Like the filmmakers before him, Israel is defining the noir tendency in his own way, through images. These are painted streetscapes. They began, though, as photos and sketches, visual ideas that Israel enhanced with reference material—the purplish-blue gradients he wanted for the night sky, for instance, or specific Mexican fan palm silhouettes to dot their horizons—in order to create blueprints for what would become at first digital renderings, and then ultimately finished paintings. Beginning in 2021, these blueprints went back and forth between Israel and a pair of animators. Years of additions and subtractions produced renderings that were then painted in acrylic on canvas by an artist in the Scenic Art department at Warner Bros.
Upon first seeing the works in a warehouse-like space on the edge of the Burbank backlot, I was home. The Troubadour, the Cadillac dealership in the Valley, the Bruin Theater in Westwood . . . The combination of their CinemaScope proportions and my memory—our memory, if you’re one of ours—put me there in the virtual reality of a beloved present/past. Or is it “past/present”? The locations Israel picked for his pictures are undeniably of their time—the 1940s car dealership, the ’50s diner, the ’60s gas station, the ’70s lingerie shop, the ’80s yogurt spot—but still a part of the present. When you add to that your own memories, the temporal effect on the brain is kaleidoscopic. Not where am I, but when am I?
There are no people, only mannequins, in a lingerie shop window, no cars except behind glass in a Van Nuys showroom all done up for Christmas. I wouldn’t say it’s a nightmare, but it’s certainly some kind of a dream, like one of those video games where the player— whose “crime” is unknown, and whose mystery is their past—wakes up somewhere strange and has to figure out how they got there. And this feeling is essential to the thing we call “noir,” the haunting that crept into Hollywood with World War II, its visual and psychological disorientations of time and space, the cinematic analogues to a modern world suddenly unmoored.
If Israel’s pictures are seductive, they should be. Femmes wouldn’t be fatales if they weren’t.
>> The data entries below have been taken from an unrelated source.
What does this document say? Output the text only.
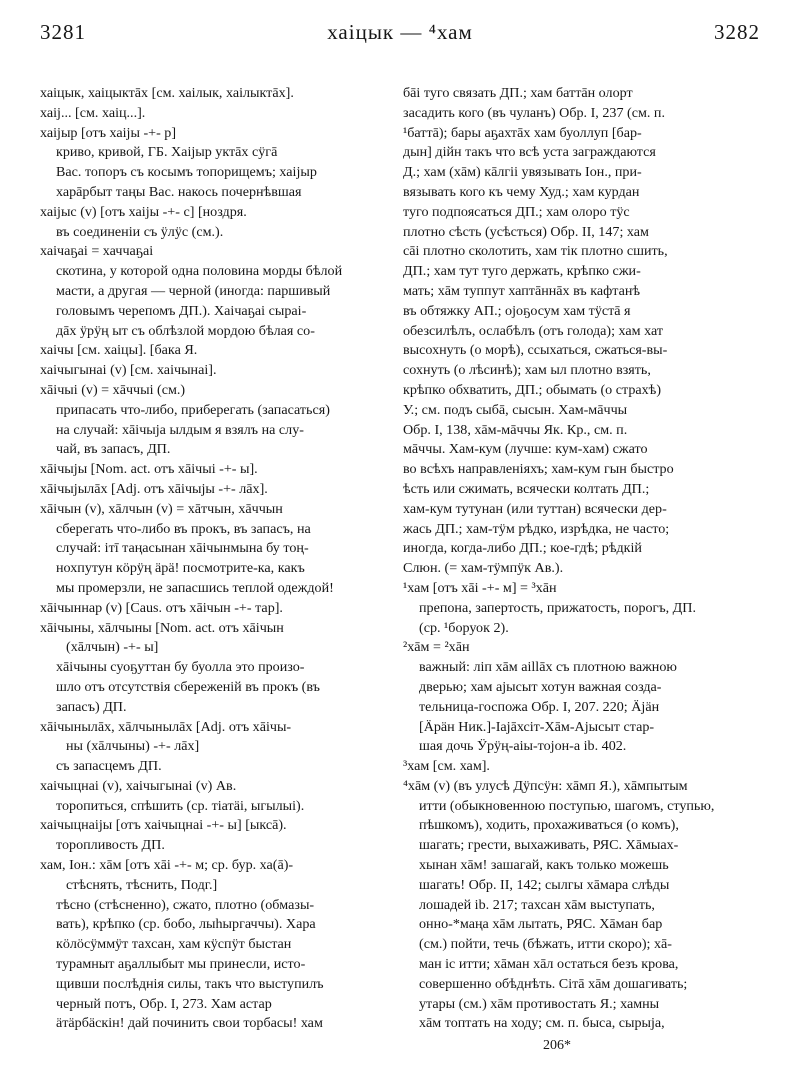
хаіцык — ⁴хам
3281	3282
хаіцык, хаіцыктāх [см. хаілык, хаілыктāх].
хаіј... [см. хаіц...].
хаіјыр [отъ хаіјы -+- р]
криво, кривой, ГБ. Хаіјыр уктāх сӱгā
Вас. топоръ съ косымъ топорищемъ; хаіјыр
харāрбыт таңы Вас. накось почернѣвшая
хаіјыс (v) [отъ хаіјы -+- с] [ноздря.
въ соединеніи съ ӱлӱс (см.).
хаічаҕаі = хаччаҕаі
скотина, у которой одна половина морды бѣлой
масти, а другая — черной (иногда: паршивый
головымъ черепомъ ДП.). Хаічаҕаі сыраі-
дāх ӱрӱң ыт съ облѣзлой мордою бѣлая со-
хаічы [см. хаіцы]. [бака Я.
хаічыгынаі (v) [см. хаічынаі].
хāічыі (v) = хāччыі (см.)
припасать что-либо, приберегать (запасаться)
на случай: хāічыја ылдым я взялъ на слу-
чай, въ запасъ, ДП.
хāічыјы [Nom. act. отъ хāічыі -+- ы].
хāічыјылāх [Adj. отъ хāічыјы -+- лāх].
хāічын (v), хāлчын (v) = хāтчын, хāччын
сберегать что-либо въ прокъ, въ запасъ, на
случай: ітī таңасынан хāічынмына бу тоң-
нохпутун кӧрӱң äрä! посмотрите-ка, какъ
мы промерзли, не запасшись теплой одеждой!
хāічыннар (v) [Caus. отъ хāічын -+- тар].
хāічыны, хāлчыны [Nom. act. отъ хāічын
(хāлчын) -+- ы]
хāічыны суоҕуттан бу буолла это произо-
шло отъ отсутствія сбереженій въ прокъ (въ
запасъ) ДП.
хāічынылāх, хāлчынылāх [Adj. отъ хāічы-
ны (хāлчыны) -+- лāх]
съ запасцемъ ДП.
хаічыцнаі (v), хаічыгынаі (v) Ав.
торопиться, спѣшить (ср. тіатäі, ыгылыі).
хаічыцнаіјы [отъ хаічыцнаі -+- ы] [ыксā).
торопливость ДП.
хам, Іон.: хāм [отъ хāі -+- м; ср. бур. ха(ā)-
стѣснять, тѣснить, Подг.]
тѣсно (стѣсненно), сжато, плотно (обмазы-
вать), крѣпко (ср. бобо, лыһыргаччы). Хара
кӧлӧсӱммӱт тахсан, хам кӱспӱт быстан
турамныт аҕаллыбыт мы принесли, исто-
щивши послѣднія силы, такъ что выступилъ
черный потъ, Обр. І, 273. Хам астар
äтäрбäскін! дай починить свои торбасы! хам
бāі туго связать ДП.; хам баттāн олорт
засадить кого (въ чуланъ) Обр. І, 237 (см. п.
¹баттā); бары аҕахтāх хам буоллуп [бар-
дын] дійн такъ что всѣ уста заграждаются
Д.; хам (хāм) кāлгіі увязывать Іон., при-
вязывать кого къ чему Худ.; хам курдан
туго подпоясаться ДП.; хам олоро тӱс
плотно сѣсть (усѣсться) Обр. ІІ, 147; хам
сāі плотно сколотить, хам тік плотно сшить,
ДП.; хам тут туго держать, крѣпко сжи-
мать; хāм туппут хаптāннāх въ кафтанѣ
въ обтяжку АП.; ојоҕосум хам тӱстā я
обезсилѣлъ, ослабѣлъ (отъ голода); хам хат
высохнуть (о морѣ), ссыхаться, сжаться-вы-
сохнуть (о лѣсинѣ); хам ыл плотно взять,
крѣпко обхватить, ДП.; обымать (о страхѣ)
У.; см. подъ сыбā, сысын. Хам-мāччы
Обр. І, 138, хāм-мāччы Як. Кр., см. п.
мāччы. Хам-кум (лучше: кум-хам) сжато
во всѣхъ направленіяхъ; хам-кум гын быстро
ѣсть или сжимать, всячески колтать ДП.;
хам-кум тутунан (или туттан) всячески дер-
жась ДП.; хам-тӱм рѣдко, изрѣдка, не часто;
иногда, когда-либо ДП.; кое-гдѣ; рѣдкій
Слюн. (= хам-тӱмпӱк Ав.).
¹хам [отъ хāі -+- м] = ³хāн
препона, запертость, прижатость, порогъ, ДП.
(ср. ¹боруок 2).
²хāм = ²хāн
важный: ліп хāм аіllāх съ плотною важною
дверью; хам ајысыт хотун важная созда-
тельница-госпожа Обр. І, 207. 220; Äjäн
[Äрäн Ник.]-Іајāхсіт-Хāм-Ајысыт стар-
шая дочь Ӱрӱң-аіы-тојон-а ib. 402.
³хам [см. хам].
⁴хāм (v) (въ улусѣ Дӱпсӱн: хāмп Я.), хāмпытым
итти (обыкновенною поступью, шагомъ, ступью,
пѣшкомъ), ходить, прохаживаться (о комъ),
шагать; грести, выхаживать, РЯС. Хāмыах-
хынан хāм! зашагай, какъ только можешь
шагать! Обр. ІІ, 142; сылгы хāмара слѣды
лошадей ib. 217; тахсан хāм выступать,
онно-*маңа хāм лытать, РЯС. Хāман бар
(см.) пойти, течь (бѣжать, итти скоро); хā-
ман іс итти; хāман хāл остаться безъ крова,
совершенно обѣднѣть. Сітā хāм дошагивать;
утары (см.) хāм противостать Я.; хамны
хāм топтать на ходу; см. п. быса, сырыја,
206*
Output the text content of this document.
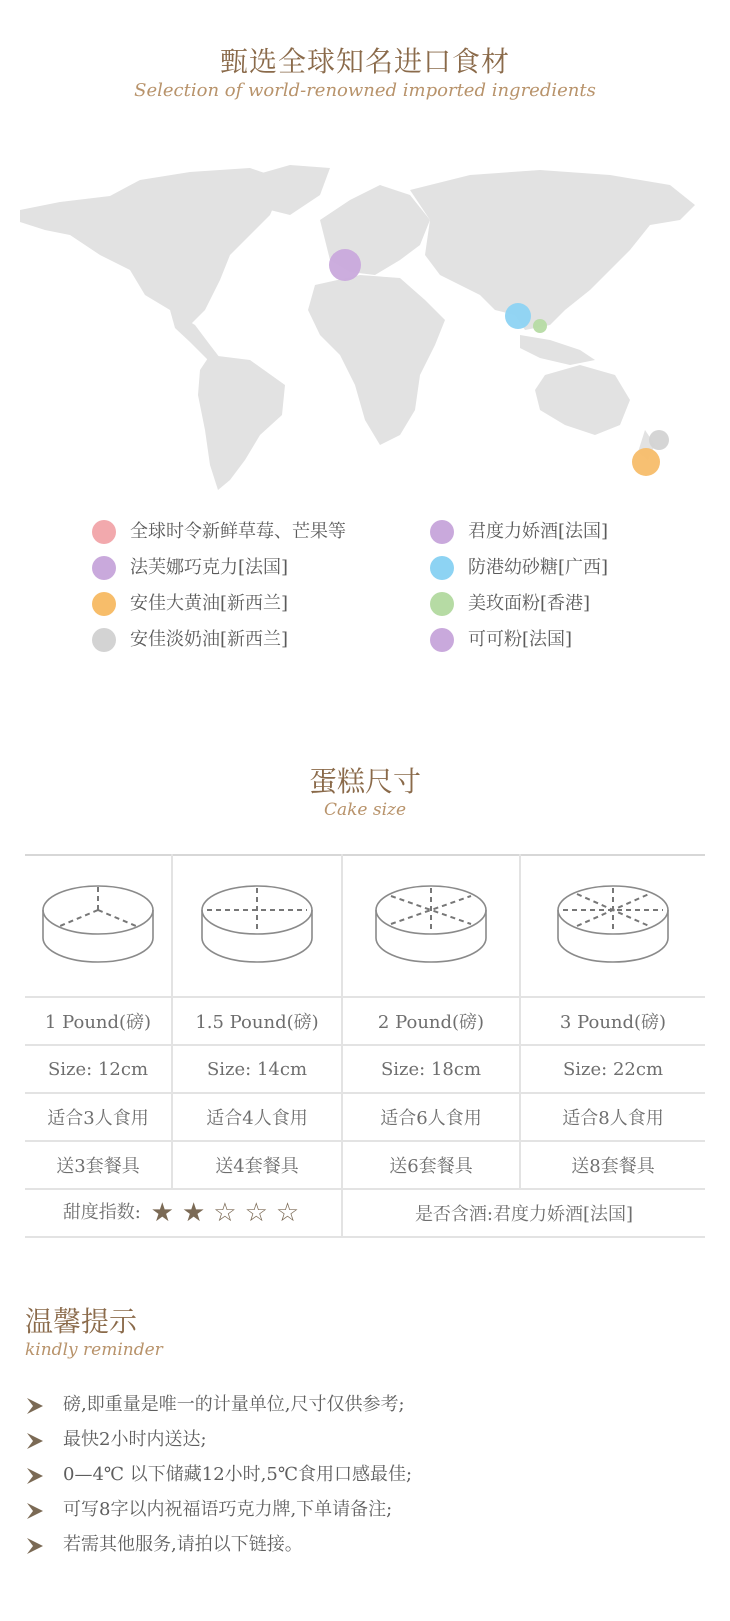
甄选全球知名进口食材
Selection of world-renowned imported ingredients
全球时令新鲜草莓、芒果等	君度力娇酒[法国]
法芙娜巧克力[法国]	防港幼砂糖[广西]
安佳大黄油[新西兰]	美玫面粉[香港]
安佳淡奶油[新西兰]	可可粉[法国]
蛋糕尺寸
Cake size

1 Pound(磅)	1.5 Pound(磅)	2 Pound(磅)	3 Pound(磅)
Size: 12cm	Size: 14cm	Size: 18cm	Size: 22cm
适合3人食用	适合4人食用	适合6人食用	适合8人食用
送3套餐具	送4套餐具	送6套餐具	送8套餐具
甜度指数: ★ ★ ☆ ☆ ☆		是否含酒:君度力娇酒[法国]	
温馨提示
kindly reminder
磅,即重量是唯一的计量单位,尺寸仅供参考;
最快2小时内送达;
0—4℃ 以下储藏12小时,5℃食用口感最佳;
可写8字以内祝福语巧克力牌,下单请备注;
若需其他服务,请拍以下链接。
The paintings’ rich, pulpy candy colors and nostalgic lure, their slick, sensual surfaces that say come hither . . . these are not the girls next door. Something of this duplicity, the uncanny appeal of each building’s façade, is conscientiously layered into Israel’s process. The photographs and references of Israel’s blueprints are not retouched but redrawn, and in this redrawing they are heightened by local myth and redescribed through the lens of Israel’s memory in dramatic, theatrical lighting and exaggerated, impossible perspective. These places only seem natural. They are to be loved, but not trusted.
And those who love Los Angeles share Israel’s view that our city can be beautified by illusions. We know that “Hollywood Liquor”—to borrow from a cheery, brightly lit sign on Israel’s Hollywood Boulevard—is better than no liquor at all, and that those who don’t dream don’t know they’re already dead. Look at Israel’s skies: it’s night, yes, but what a night.
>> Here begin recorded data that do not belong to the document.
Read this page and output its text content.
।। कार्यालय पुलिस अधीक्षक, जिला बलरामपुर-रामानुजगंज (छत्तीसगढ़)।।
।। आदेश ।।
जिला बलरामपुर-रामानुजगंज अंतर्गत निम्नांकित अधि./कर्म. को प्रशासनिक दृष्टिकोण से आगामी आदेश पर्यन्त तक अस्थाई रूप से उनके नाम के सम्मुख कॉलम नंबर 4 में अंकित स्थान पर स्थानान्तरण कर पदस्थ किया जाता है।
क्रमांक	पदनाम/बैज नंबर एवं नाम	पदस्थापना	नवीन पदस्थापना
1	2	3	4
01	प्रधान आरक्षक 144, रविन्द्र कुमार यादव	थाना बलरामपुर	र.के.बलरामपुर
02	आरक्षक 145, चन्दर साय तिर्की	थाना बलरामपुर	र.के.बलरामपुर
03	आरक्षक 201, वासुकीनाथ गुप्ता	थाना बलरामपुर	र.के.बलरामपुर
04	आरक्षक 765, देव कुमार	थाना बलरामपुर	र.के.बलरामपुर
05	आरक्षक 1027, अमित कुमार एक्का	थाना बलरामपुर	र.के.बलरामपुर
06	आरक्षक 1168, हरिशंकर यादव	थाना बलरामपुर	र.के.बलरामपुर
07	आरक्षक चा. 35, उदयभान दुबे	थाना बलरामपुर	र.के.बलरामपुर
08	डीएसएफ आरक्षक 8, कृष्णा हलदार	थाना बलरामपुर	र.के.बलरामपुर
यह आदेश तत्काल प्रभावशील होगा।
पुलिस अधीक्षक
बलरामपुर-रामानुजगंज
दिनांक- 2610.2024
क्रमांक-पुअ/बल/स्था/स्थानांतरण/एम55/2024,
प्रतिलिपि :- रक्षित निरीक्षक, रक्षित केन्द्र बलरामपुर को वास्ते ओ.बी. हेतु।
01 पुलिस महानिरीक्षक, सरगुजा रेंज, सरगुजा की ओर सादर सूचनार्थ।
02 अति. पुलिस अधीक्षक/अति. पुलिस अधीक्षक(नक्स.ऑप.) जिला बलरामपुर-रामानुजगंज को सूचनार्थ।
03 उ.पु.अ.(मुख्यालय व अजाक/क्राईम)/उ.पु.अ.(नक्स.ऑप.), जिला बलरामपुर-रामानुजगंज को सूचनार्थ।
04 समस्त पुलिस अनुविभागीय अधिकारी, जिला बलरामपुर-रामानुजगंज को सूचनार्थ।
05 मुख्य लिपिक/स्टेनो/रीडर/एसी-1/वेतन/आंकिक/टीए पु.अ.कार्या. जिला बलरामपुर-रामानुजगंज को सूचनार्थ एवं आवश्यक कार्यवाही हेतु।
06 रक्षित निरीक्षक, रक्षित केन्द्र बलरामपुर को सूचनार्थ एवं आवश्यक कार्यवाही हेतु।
Text by Sam Wasson, from an essay to be published in the Spring 2025 issue of Gagosian Quarterly
Alex Israel explores and embraces pop culture as a global visual language. Deeply entwined with his hometown of Los Angeles, he traffics in the detritus of Hollywood film production—backdrops, sets, and props—while also inhabiting the roles of filmmaker, talk-show host, designer, and hologram. Israel’s art practice doubles as a brand, centered around a Southern Californian millennial lifestyle for which his iconic profile-in-shades Self-Portrait functions as a logo, mobilized across high-visibility platforms in the worlds of art, entertainment, fashion, and tech. Embedded within each of Israel’s endeavors are not only a landscape (of LA) and a portrait (of himself), but a savvy meditation on a world fueled by celebrity, product placement, and online influence.
Israel received a BA from Yale University, New Haven, Connecticut, in 2003, and an MFA from the University of Southern California, Los Angeles, in 2010. The following year, he began producing works at the Warner Bros. Design Studio in Burbank, California. These include Flats, a series of shaped panels airbrushed to suggest the distinctive gradients of LA sunsets, and Sky Backdrops, ethereal canvases depicting cloudy skies streaked with pink, blue, and orange. These series were born out of the set of As It Lays, a DIY talk show in which a deadpan Israel interviews celebrities about their everyday lives and routines as a form of portraiture. Israel’s Self-Portrait series began life as the show’s Hitchcock-inspired logo, evolving into color-block paintings on fiberglass panels, and ultimately into larger photorealistic paintings that feature the LA landscape, reflections on its culture industry, and clues to the artist’s process.